Company Representative
Well, I’d like to believe it’s our ability to really understand customers, and to be able to serve their needs well. Also, I think in this particular circumstance, because of the code change, we have an ability to build a state of the art rental fleet, and not be saddled with older inventory that is becoming less acceptable, going forward.
David Towen - Analyst
Okay. Well good luck with that. Thanks.
Company Representative
Thank you.
Operator
(Caller instructions.) Gentlemen, we have no further questions. Actually, we do have one more question. It comes from Robert McGrath from McGrath RentCorp. Please go ahead sir.

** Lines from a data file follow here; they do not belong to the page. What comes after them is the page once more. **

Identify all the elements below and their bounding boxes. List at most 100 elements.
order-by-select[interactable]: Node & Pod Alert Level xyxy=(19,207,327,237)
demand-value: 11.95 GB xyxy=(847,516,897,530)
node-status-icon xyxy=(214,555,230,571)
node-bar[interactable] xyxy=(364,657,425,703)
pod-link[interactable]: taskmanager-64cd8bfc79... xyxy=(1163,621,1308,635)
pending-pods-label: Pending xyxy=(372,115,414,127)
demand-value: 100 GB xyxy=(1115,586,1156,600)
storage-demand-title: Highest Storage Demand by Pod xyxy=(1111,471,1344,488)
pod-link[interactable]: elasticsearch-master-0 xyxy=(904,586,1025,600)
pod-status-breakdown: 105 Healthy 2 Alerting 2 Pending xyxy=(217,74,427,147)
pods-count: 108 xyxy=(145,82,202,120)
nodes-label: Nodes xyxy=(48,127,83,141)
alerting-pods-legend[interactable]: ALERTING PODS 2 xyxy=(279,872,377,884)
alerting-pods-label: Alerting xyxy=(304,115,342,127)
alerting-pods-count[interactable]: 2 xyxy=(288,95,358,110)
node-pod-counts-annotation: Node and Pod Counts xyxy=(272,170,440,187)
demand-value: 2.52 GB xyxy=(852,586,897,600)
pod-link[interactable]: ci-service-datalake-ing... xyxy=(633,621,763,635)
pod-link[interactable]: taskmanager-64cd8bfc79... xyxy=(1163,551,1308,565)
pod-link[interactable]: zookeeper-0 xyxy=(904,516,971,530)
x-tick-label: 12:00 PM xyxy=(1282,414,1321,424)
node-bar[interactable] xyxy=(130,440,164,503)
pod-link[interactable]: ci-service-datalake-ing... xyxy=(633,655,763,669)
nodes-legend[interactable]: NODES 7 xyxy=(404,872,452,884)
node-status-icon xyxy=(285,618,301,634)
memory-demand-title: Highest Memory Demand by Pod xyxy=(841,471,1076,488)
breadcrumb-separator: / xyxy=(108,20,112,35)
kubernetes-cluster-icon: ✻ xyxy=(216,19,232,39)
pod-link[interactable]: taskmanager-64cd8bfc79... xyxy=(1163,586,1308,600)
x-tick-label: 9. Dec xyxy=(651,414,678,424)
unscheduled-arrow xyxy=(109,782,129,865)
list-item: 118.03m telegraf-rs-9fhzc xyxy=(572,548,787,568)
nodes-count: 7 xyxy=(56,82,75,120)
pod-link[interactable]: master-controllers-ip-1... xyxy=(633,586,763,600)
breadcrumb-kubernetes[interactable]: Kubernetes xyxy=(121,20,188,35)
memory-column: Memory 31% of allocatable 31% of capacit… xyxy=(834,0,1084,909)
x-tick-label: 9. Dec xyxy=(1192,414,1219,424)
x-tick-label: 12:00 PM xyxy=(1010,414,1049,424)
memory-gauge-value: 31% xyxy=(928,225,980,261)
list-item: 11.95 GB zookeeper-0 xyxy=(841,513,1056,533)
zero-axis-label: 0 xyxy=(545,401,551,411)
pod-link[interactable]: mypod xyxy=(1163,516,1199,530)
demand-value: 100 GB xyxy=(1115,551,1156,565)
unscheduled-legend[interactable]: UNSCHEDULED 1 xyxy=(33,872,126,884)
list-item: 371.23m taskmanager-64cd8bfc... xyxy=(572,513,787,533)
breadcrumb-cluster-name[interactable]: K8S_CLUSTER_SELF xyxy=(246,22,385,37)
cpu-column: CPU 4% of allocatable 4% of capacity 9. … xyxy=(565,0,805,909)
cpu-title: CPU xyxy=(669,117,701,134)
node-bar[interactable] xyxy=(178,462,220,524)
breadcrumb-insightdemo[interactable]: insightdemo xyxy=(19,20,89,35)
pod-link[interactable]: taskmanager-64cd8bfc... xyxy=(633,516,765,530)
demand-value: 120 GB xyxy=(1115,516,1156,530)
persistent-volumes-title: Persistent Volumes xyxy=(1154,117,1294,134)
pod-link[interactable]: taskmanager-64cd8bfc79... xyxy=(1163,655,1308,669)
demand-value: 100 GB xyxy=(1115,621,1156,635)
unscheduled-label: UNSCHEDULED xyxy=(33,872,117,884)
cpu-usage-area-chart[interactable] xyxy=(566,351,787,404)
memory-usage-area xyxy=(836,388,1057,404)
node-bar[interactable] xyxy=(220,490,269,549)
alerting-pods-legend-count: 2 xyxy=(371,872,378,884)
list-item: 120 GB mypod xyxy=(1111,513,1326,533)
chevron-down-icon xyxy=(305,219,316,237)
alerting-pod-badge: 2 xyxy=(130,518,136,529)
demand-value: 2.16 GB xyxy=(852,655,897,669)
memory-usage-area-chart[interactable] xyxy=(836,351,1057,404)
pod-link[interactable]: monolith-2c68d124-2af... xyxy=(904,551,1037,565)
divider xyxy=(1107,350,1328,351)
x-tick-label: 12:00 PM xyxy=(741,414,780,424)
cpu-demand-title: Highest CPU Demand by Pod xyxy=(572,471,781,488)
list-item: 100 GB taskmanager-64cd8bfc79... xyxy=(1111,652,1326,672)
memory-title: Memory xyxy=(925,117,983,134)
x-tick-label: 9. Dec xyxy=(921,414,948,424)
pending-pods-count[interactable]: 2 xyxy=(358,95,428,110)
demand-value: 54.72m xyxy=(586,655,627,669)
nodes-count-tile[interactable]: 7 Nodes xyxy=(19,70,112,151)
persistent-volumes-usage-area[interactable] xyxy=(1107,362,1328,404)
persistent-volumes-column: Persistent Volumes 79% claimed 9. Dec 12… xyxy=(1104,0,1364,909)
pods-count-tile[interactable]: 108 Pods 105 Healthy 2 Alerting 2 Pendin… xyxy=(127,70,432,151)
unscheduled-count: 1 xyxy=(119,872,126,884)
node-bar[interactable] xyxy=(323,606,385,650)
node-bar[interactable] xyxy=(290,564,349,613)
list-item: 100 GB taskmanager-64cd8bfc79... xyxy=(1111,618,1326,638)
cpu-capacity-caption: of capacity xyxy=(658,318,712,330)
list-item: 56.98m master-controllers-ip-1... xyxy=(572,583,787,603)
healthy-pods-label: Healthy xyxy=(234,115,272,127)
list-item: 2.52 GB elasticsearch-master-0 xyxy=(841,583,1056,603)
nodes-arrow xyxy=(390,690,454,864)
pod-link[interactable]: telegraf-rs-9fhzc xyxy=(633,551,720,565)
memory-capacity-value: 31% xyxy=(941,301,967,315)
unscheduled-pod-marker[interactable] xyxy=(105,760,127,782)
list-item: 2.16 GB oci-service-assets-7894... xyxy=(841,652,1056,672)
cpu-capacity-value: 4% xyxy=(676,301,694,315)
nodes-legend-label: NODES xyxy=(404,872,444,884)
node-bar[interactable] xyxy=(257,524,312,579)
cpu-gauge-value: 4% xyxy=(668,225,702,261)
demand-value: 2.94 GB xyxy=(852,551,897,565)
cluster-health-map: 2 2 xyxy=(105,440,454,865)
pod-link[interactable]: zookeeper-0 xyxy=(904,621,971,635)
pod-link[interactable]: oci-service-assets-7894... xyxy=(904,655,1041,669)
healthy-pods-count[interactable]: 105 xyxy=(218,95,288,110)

Robert McGrath - Chairman of the Board
Right. I am calling from Rome, Italy. And I really don’t have a question. I just want to say congratulations. And I am especially excited about all the people from TRS, and [Susan Voutwell], who I know. And I am so impressed the people who have been there for the average of nine years, which fits right in with the people from RenTelco who have been there for a similar length of time. And I just want to express that I can’t wait to get started. So I will – there is no question here, but only great optimism.
Company Representative
Bob, thank you so much for those great comments.
Operator
Gentlemen, we have no further questions. Please continue.
Company Representative
Well, I’d like to thank everybody for joining us on today’s call. And we’ll look forward to speaking to everybody on our Q2 2004 call in a few months. Thanks so much.